La communication s’interrompit. 


- Qui aurait cru…

- La ferme, David, le rabrouèrent Louise et Manabu de concert.


*** 


Lorsque Bruce réalisa que l’express avait déjà décollé, il était trop tard. Et puis, pour l’instant, rien d’autre n’occupait ses pensées que la silhouette. 

Cette silhouette. 

Que Manabu ou Reiko se fassent un sang d’encre ne lui effleura pas l’esprit. Il contacterait Big1 en temps voulu.

Quand il en aurait le cœur net.

Progressant à grands pas à travers les voitures, il constata qu'elles étaient vides.

Désespérément vides.


- J’ai rêvé ? Halluciné ? Est-ce que je suis devenu fou ?

- Qui sait, partenaire ?


Le sniper se figea, plié en deux, comme si quelqu’un lui avait infligé un uppercut dans l’estomac.


- Non, ce n’est pas possible. Tu es…

- Mort ?


Tel un zombie, Bruce se rapprocha de cette voix familière. Celle qu’il n’aurait jamais cru entendre à nouveau.

Des cheveux châtains en bataille, des yeux bruns rieurs, une mâchoire carrée…


- Tu as oublié que je suis…

- Immortel ?


Owen Smith adressa un sourire lumineux à son équipier de jadis.


- Heureux de te voir en forme, “Shinigami no Bruce” ou plutôt devrais-je dire… Bruce la Mort ! Et si on faisait un bout de voyage ensemble ?


***


Comme un lion en cage, Reiko tournait en rond dans le wagon cafétéria. Elle qui, d’ordinaire, ne buvait que très peu de café en était à sa sixième tasse.

En soixante minutes.

Remontée comme une pendule, elle était proche de l’implosion.

Toutes les promesses qu’elle avait faites au Commandant Bulge n'étaient plus qu’un lointain souvenir.

“Je me sens comme Tadashi, prête à sauter à la gorge du premier venu.”

La porte de la voiture coulissa.


- Koko…

- Ça fait plus d’une heure là, non ?


Manabu se gratta le cuir chevelu, perplexe.


- Oui, sans doute, mais cette détection est complexe. Julia…

- … N’y arrive pas !, vociféra-t-elle en écrasant son poing contre un placard. On perd du temps !

- Sois patiente…

- Et si c’était Louise ? Hein ? Tu le serais, toi, patient ?, railla-t-elle.
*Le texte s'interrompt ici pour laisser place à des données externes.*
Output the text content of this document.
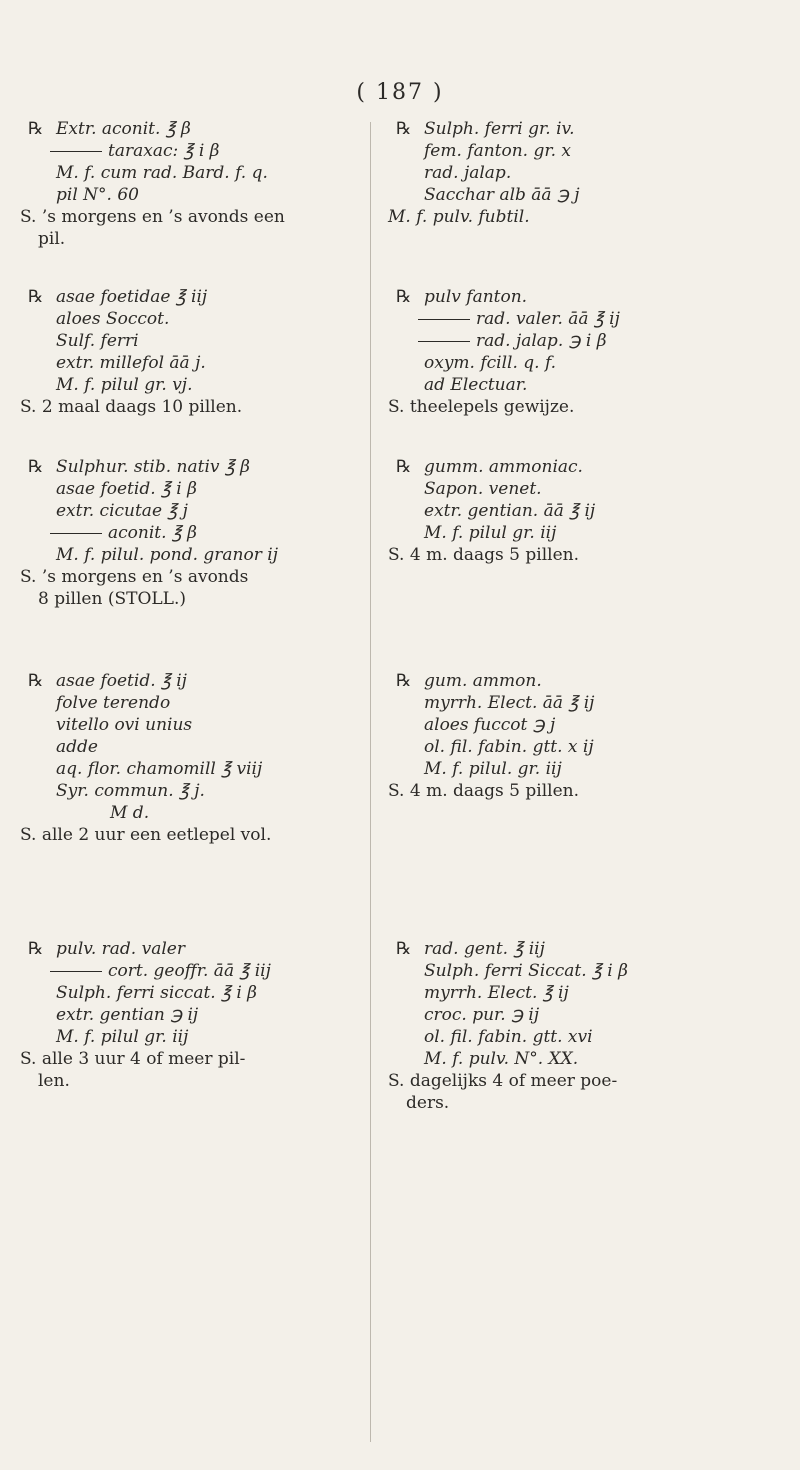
( 187 )
℞ Extr. aconit. ℥ β
taraxac: ℥ i β
M. f. cum rad. Bard. f. q.
pil N°. 60
S. ’s morgens en ’s avonds een
pil.
℞ asae foetidae ℥ iij
aloes Soccot.
Sulf. ferri
extr. millefol āā j.
M. f. pilul gr. vj.
S. 2 maal daags 10 pillen.
℞ Sulphur. stib. nativ ℥ β
asae foetid. ℥ i β
extr. cicutae ℥ j
aconit. ℥ β
M. f. pilul. pond. granor ij
S. ’s morgens en ’s avonds
8 pillen (STOLL.)
℞ asae foetid. ℥ ij
folve terendo
vitello ovi unius
adde
aq. flor. chamomill ℥ viij
Syr. commun. ℥ j.
M d.
S. alle 2 uur een eetlepel vol.
℞ pulv. rad. valer
cort. geoffr. āā ℥ iij
Sulph. ferri siccat. ℥ i β
extr. gentian ℈ ij
M. f. pilul gr. iij
S. alle 3 uur 4 of meer pil-
len.
℞ Sulph. ferri gr. iv.
fem. fanton. gr. x
rad. jalap.
Sacchar alb āā ℈ j
M. f. pulv. fubtil.
℞ pulv fanton.
rad. valer. āā ℥ ij
rad. jalap. ℈ i β
oxym. fcill. q. f.
ad Electuar.
S. theelepels gewijze.
℞ gumm. ammoniac.
Sapon. venet.
extr. gentian. āā ℥ ij
M. f. pilul gr. iij
S. 4 m. daags 5 pillen.
℞ gum. ammon.
myrrh. Elect. āā ℥ ij
aloes fuccot ℈ j
ol. fil. fabin. gtt. x ij
M. f. pilul. gr. iij
S. 4 m. daags 5 pillen.
℞ rad. gent. ℥ iij
Sulph. ferri Siccat. ℥ i β
myrrh. Elect. ℥ ij
croc. pur. ℈ ij
ol. fil. fabin. gtt. xvi
M. f. pulv. N°. XX.
S. dagelijks 4 of meer poe-
ders.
T’aurais déjà volé un Eagle et tu serais parti à sa recherche avec ou sans l’aval du Commandant ! Plutôt sans, d’ailleurs.


Le jeune homme s’embrasa jusqu’aux oreilles.


- Mais tu… Ne la mêle pas…, dit-il en reculant.

- Très bien. Tu sais quoi ?


La pilote dégaina triomphalement un émetteur longue portée de la poche de sa veste.


- Je convoque la cavalerie !

- La… Cavalerie ?, répéta-t-il, confus.

- Warrius va enfin accomplir son rêve et virer tous ces tocards de la Direction. Même Layla Destiny Shura, ça lui fera les pieds à celle-là. Ils finiront bien par cracher la localisation de ce fichu train s’ils veulent garder leur place.

- T’es complètement folle !


Reiko agita le communicateur sous le nez d’un Manabu dépassé par la situation.


- Je vais faire péter le système. Boum.

- Boum ?

- Exact. 

- Et tu comptes épargner quelqu’un dans ta croisade ?


Elle réfléchit un instant.


- Murase. Bulge. Pas Spica, c’est sûr.

- T’as craqué. Repose ce truc !

- Et encore, t’as rien vu !

- Arrête tes conneries et file moi ton machin !, ordonna-t-il en lui saisissant le poignet.

- C’est mort ! Et si ça marche pas, Harlock se fera un plaisir d’éclater ce foutu QG. Plus de Compagnie, plus rien ! C’est les humanoïdes qui seront contents, tiens ! Ils n'auront pas à se décarcasser, je leur mâcherai le boulot !

- T’as bu ou quoi ? T’es tarée ma parole ! Prends pas de café si tu supportes pas la caféine. Allez, lâche ça !

- Non ! Wawa, t’es là ?, beugla-t-elle en appuyant sur le bouton de l’appareil. C’est bon, t’as ma permission pour buter tous ces connards !

- Buter ?! Putain, Koko ! Tu saoules là !


Manabu enserrait les avant-bras de son amie, qui s’enfonçait dans sa crise d’angoisse.


- Je m’inquiète aussi pour Bruce, t’es pas la seule ! Et là, tu n’aides vraiment pas !

- Moi au moins, je trouve des solutions !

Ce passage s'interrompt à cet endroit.